The Middle Path

The Middle Path

Regardless of age, all shooters at one time or another experience some type of physical ailment. Ranging from injuries like a broken arm or leg to joint or tendon pain to muscle strain, pull, ache or cramps; there are any number of ailments that come and go over time. As much as we want to fight through these and continue to develop our shooting skills, it behooves us to find a middle path between allowing your body to recover and continue training.

Specifically identifying what you can and can’t do based on your current ailment(s) or health issues is paramount. Using the example of tennis elbow or something along those lines, you don’t want to exacerbate the situation to make it even worse, but you also don’t want to lose valuable time on gun.

Some conditions will prevent you from going to the range, while others will not. Regardless of whether you can or can’t get to the range, there are several ways to move along a middle path to continue with your training gains. 

The Secret Ingredient

The secret recipe for your skills development can be described in three progressive steps. Step one is understanding. The body cannot go where the mind has not been, so first and foremost is to gain an understanding sufficient enough that you can wrap your mind around it and truly grasp the concept or the idea.

To feed your mind is to read books, articles, snippets, excerpts, et al that aid you in your research of shooting principles. Watching videos from qualified instructors, attending weekend seminars or one-day or even one-hour presentations both on and offline, may not provide the necessary physical repetitions required to make you a better shooter, but can give you new or different ideas about specifics you can work on, alternative methods or practices and different ways to approach things you’ve already been doing but from a completely different perspective or modality. Such study can significantly increase your level of understanding.

The next step, following your level of understanding, is your level of skill in executing that understanding. Given your specific temporary impediment, you may need to modify or adjust a training drill or convert it to dry fire. For example, if you’ve got a bad hip or a bum knee and it’s difficult or further irritating to engage it, then make the mechanical adjustment to work around it.

Maybe you can’t run or even walk toward the target, so you sit instead of stand. Use a chair to alleviate the aggravation and modify your routine accordingly. If your strong-side elbow is tweaked, then work only your support side for a while. We all need work on support-hand-only repetitions!

If you can’t get to the range, then set up your course of dry fire. You may not be able to experience the recoil effects, but there is a plethora of mechanical processing you can run such as presentations, movement (transitions), reloads and trigger presses starting from on or off the trigger and inside or outside the trigger guard all without moving the muzzle.

The last and final step following understanding and skill is the performance of that isolated skill as an exercise. For example, training your eyes to a higher level of performance by developing your visual acuity. Such visual training legacy drills as eye-sprints and eye-muzzle target acquisition drills.
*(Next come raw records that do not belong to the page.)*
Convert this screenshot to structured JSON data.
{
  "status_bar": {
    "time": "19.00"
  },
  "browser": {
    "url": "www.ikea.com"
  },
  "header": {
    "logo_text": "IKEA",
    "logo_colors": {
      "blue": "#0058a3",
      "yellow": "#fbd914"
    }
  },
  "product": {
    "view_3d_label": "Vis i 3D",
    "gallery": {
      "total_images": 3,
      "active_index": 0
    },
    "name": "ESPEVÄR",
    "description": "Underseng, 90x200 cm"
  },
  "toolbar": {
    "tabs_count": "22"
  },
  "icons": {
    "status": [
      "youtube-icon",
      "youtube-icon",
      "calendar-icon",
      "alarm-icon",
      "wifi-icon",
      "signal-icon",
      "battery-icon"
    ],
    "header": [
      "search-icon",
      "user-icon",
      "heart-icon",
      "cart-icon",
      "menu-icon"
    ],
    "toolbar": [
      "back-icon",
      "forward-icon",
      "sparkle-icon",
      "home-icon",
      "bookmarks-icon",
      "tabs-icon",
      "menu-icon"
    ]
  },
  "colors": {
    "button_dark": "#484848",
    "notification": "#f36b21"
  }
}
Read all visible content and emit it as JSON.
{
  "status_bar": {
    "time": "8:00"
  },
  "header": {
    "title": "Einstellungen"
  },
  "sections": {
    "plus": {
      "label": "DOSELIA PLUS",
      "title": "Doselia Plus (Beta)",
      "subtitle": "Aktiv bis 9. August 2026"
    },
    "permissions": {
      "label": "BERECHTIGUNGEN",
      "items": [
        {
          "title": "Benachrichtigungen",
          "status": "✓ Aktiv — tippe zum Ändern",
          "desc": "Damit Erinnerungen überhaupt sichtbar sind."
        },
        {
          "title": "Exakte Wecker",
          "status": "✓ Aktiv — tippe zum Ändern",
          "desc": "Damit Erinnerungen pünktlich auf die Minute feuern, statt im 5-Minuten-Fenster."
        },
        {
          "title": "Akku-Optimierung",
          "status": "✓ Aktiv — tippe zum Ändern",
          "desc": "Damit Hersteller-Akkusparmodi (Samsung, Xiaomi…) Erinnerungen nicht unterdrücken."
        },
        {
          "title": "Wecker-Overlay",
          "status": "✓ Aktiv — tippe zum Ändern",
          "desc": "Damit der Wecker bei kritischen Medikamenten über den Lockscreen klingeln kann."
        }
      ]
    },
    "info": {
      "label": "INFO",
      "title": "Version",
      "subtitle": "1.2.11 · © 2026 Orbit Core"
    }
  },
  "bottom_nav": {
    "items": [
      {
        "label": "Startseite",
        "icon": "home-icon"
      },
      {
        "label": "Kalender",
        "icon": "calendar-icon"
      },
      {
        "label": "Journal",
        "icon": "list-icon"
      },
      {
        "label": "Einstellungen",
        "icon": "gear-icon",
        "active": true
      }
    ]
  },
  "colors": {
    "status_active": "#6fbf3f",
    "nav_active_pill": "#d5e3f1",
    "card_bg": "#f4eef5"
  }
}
Seek the visual center of the target working on hard target focus, transferring vision from one spot to the other quickly focusing on the center of the target only. Setting up and engaging one-inch dots and focusing on several of them left and right up and down, diagonally left to right, etc., pays dividends. You don’t even need your gun to run these just run them for pure visual skills development.

Stay In The Fight, No Matter What

Performance exercises can include the likes of seated-position reloads from both in and out of battery. Presentations, trigger manipulation, reloads, eye-sprints, muzzle start and stop drills on transitions between multiple targets and or any combination thereof can significantly contribute to your performance.

If your arms are compromised, then move your legs; if you can’t use your legs, then use your arms; if you’re completely out of commission (limbs) work your eyes and your mind, there’s always room for improvement and just because one body part may be out of commission doesn’t mean you’ve lost the functionality of all the other parts.

Sustaining and even further developing your shooting skills while operating at less-than-optimal capacity is as much about wisdom as it is about willpower. Training your mind by increasing your understanding and discovering perhaps new or alternate training approaches opens the door to your next level skills development leading to greater performance of those skills.

The middle path is not a compromise but a strategy, one that keeps you moving forward without burning yourself out or breaking yourself down. It is the disciplined choice to train with purpose, adapt with intelligence and respect the signals your body sends, so that every setback becomes an opportunity to refine rather than regress.

By walking that middle path, you not only preserve your hard-earned skillsets, but cultivate the mental resilience and adaptability that separate those who merely endure from those who continually evolve.